Mon, 07/28/2014 - 20:10

Updated:

Thu, 09/15/2016 - 13:47

- Log in or register to post comments
- Printer-friendly version

## Comments

## #1

## #2

Are you suggesting using MLE + 2SE (or something like that) as a starting value for an upper confidence limit, and likewise MLE - 2SE for a lower confidence limit? With boundary conditions, that could lead to start values outside the feasible space. Plus, algebras don't have SEs to begin with.

## #3

> Are you suggesting using MLE + 2SE and -2SE as a starting value for an upper and lower confidence limit?

yes.

> With boundary conditions, that could lead to start values outside the feasible space.

Yes, they'd sometimes have to be dragged back into the feasible space if they cross a bound.

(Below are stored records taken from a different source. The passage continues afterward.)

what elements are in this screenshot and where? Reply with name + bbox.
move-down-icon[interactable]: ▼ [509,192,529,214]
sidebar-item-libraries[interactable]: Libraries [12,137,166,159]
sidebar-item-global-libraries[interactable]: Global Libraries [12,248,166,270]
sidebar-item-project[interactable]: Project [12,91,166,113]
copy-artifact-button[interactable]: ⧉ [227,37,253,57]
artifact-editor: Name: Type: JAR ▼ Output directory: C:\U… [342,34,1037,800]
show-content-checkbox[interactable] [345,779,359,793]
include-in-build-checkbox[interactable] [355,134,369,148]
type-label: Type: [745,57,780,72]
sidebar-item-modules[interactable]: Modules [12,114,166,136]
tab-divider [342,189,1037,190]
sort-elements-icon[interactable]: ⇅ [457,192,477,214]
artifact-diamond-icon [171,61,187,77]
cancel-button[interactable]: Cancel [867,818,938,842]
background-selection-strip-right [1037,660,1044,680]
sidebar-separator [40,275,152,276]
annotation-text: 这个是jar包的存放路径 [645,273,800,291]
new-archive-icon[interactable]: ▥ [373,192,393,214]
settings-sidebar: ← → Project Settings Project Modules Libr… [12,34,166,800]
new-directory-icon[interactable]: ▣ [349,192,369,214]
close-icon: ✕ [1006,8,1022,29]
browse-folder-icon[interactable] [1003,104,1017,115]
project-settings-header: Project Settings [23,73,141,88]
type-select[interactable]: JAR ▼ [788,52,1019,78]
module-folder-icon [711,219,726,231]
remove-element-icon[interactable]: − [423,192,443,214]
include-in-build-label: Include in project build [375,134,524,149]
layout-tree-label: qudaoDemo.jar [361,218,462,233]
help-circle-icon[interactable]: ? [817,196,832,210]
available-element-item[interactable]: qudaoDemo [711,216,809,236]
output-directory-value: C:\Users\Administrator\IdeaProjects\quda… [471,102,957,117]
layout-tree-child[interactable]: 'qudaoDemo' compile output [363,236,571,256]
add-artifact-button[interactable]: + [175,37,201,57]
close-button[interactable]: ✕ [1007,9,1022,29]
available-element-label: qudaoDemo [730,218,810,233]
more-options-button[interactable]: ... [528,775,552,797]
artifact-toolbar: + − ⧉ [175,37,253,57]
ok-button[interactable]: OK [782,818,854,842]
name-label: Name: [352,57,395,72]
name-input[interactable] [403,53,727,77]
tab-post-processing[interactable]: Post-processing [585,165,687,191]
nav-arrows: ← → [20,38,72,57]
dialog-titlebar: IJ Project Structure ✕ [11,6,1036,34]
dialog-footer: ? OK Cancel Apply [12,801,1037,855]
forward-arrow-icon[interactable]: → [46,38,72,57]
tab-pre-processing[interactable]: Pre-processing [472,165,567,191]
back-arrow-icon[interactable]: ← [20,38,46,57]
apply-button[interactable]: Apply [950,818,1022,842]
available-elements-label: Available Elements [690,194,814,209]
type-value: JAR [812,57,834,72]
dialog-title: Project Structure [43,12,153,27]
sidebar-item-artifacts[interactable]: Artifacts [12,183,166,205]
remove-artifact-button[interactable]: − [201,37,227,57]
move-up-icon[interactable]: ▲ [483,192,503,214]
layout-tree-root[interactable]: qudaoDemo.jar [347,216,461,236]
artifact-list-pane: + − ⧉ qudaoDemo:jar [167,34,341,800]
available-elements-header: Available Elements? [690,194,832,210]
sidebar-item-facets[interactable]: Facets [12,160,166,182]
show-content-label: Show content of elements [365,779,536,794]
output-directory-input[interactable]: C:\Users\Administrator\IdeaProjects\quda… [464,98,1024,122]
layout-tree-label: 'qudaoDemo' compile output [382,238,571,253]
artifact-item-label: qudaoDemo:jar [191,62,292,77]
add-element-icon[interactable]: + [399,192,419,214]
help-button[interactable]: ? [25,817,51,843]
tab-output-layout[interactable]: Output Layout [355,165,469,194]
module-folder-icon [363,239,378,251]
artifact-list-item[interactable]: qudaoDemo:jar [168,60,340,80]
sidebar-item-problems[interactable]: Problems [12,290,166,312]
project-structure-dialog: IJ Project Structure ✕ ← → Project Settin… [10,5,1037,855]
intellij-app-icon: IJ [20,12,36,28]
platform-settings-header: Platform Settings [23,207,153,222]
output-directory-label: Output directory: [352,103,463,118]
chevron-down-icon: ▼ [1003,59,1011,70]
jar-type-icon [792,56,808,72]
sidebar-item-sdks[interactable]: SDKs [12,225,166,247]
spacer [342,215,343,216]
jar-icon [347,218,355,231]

But that's automatic, no?

> Plus, algebras don't have SEs to begin with.

Yes, it wouldn't help everywhere by any means.

## #4

I think this is generally a good idea. Whenever possible, start CI estimation near where it's probably going to be. The facts that 1. boundary conditions require adjustments, and 2. algebras don't have SEs, shouldn't stop us from making CIs work better in many use cases. When we can easily get good starting values for CIs, let's do it. When we can't, let's keep doing what we've been doing.

## #5

Thanks MikeH!

Made me wonder two things: Good starts for algebras, and Whether this is worth doing.

The doing part: I wonder how much of those 5 hours are spent getting close to the right value, and how much nudging it by tiny amounts to get the -2ll nudged by "exactly" 3.84? i.e., if we started with an 1.96*SE guess, how much would that save from the current process? (If the optimizer takes 3-steps to get as close our guess and then spends 6 more getting the precision, then this is a >30% speedup and worth having. But if we're getting into the ballpark in 3 steps then spending 30 more juggling everything else around the fixed parameter to target the desired -2lll drop off, then a big win would require a better optimiser or running on a 1000 core system and get their CI answers in a flat run time *.

On the algebra side, even though algebras don't have CIs, the user might know a lot about the CI.

For instance, I know in this case that they are just standardizations of some underlying matrices, and I bet thats by far the most common user-case for CI running on an algebra.

What if, like mxMultigroup(), we create a mxStandardization(A,B,C) function, which would allow OpenMx to imply the necessary information to translate the SE information on the input matrices into a start value for any particular algebra-cell output? (given that it now knows that Astd = A/(A+B+C) )?

PPS: A progress bar using Rs built in progress API would be a lot nicer than checkpointing, although the implementation might be via a wrapper around auto-checkpointing when length(CIs)>1

PPPS: There are some nice progress system that generate notifications, like event notifications. So you could get a "weather report" type notification of "n/N CIs run" in your android or iOS notification pool.

## #6

Per

What if, like mxMultigroup(), we create a mxStandardization(A,B,C) function, which would allow OpenMx to imply the necessary information to translate the SE information on the input matrices into a start value for any particular algebra-cell output? (given that it now knows that Astd = A/(A+B+C) )?

it is not clear to me whether one should start at the upper SE of A and the MLE's of B and C. If the parameters correlate then the estimates of B and C will be different at the upper/lower CI of A than they are at the ML solution. One could, in principle, look at the Hessian and use it to infer values for the B and C parameters. That would be clever, but of course might not work well.

If there are many CIs to compute, I recommend bootstrap, which also informs about the covariance between parameters.

## #7

Pushing commit soon.